Robert Carranza mixed the album at Solar Powered Plastic Plant Studios, using the Studer A827 and the SSL AWS900. Was he not tempted to load everything into ProTools and mix from there? “I didn’t want to change the mood or atmosphere of what we had been doing at all,” replied Carranza. “I could have mixed in ProTools, but aesthetically I wanted to keep the project in the flow of not looking at a screen. Even when mixing you tend to look at the screen, and you often go, ‘what’s going on right there?’ and zoom in to see it. I wanted to stay away from that. I wanted to focus on sound, faders, and my perception of what was coming out of the speakers. I wanted to mix off tape, and Jack was okay with that.

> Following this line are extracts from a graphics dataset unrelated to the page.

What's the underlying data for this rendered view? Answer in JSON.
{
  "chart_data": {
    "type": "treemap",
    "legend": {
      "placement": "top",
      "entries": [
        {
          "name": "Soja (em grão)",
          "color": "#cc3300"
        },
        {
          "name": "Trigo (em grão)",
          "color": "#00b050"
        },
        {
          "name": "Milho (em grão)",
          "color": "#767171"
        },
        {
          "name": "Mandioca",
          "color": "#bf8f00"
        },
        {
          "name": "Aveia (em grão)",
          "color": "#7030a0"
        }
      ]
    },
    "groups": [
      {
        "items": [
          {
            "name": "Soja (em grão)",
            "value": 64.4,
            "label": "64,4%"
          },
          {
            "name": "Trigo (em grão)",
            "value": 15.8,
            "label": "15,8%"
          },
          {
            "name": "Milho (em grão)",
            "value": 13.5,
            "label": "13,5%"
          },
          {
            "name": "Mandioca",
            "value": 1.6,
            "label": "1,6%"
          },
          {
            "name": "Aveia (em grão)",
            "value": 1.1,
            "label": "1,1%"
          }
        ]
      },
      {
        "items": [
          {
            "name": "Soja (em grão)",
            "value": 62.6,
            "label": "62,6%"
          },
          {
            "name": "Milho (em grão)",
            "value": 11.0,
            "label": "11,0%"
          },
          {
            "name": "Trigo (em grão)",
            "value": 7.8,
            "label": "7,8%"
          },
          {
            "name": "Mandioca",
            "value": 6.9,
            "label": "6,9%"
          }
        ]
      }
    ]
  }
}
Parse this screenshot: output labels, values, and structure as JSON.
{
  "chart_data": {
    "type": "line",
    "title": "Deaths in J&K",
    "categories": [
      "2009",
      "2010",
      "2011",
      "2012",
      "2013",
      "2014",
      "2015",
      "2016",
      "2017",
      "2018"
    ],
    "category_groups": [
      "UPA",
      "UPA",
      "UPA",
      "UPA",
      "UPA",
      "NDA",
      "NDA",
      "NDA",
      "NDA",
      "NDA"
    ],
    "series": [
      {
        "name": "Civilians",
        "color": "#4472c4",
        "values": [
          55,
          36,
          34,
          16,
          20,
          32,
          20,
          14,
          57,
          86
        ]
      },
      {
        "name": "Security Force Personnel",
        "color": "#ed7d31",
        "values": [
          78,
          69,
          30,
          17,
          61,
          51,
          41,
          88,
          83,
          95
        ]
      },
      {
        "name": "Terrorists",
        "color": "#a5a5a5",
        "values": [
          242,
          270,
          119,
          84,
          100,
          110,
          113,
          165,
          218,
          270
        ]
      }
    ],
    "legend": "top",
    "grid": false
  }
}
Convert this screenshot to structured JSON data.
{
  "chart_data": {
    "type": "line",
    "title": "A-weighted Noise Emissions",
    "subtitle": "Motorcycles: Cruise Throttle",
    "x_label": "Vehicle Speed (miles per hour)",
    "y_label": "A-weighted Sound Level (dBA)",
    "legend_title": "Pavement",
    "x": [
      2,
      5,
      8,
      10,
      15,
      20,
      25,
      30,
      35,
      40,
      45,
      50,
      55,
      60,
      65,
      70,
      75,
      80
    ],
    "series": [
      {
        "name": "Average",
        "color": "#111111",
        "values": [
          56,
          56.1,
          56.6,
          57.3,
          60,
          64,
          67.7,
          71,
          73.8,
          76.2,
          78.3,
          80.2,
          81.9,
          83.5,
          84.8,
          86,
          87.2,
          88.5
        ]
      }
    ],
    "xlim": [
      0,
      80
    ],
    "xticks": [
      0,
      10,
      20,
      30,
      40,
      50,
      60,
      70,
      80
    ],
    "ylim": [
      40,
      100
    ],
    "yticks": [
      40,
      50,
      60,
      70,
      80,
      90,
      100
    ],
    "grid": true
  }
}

“The only digitisation in the whole project occurred during mixdown, which was via Benchmark A/D converters to a Tascam DVR1000HD, both 24/96 and DSD. And we only did this because we couldn’t get a hold of any half-inch tape! The supplier had run out and nobody was making it at the time. Initially there was some concern about not printing to half-inch tape, but after we played the mixes back, nobody was worried. We went straight from the SSL to the Benchmark A/D converters then straight into the Tascam – no patchbay – and it sounded great.”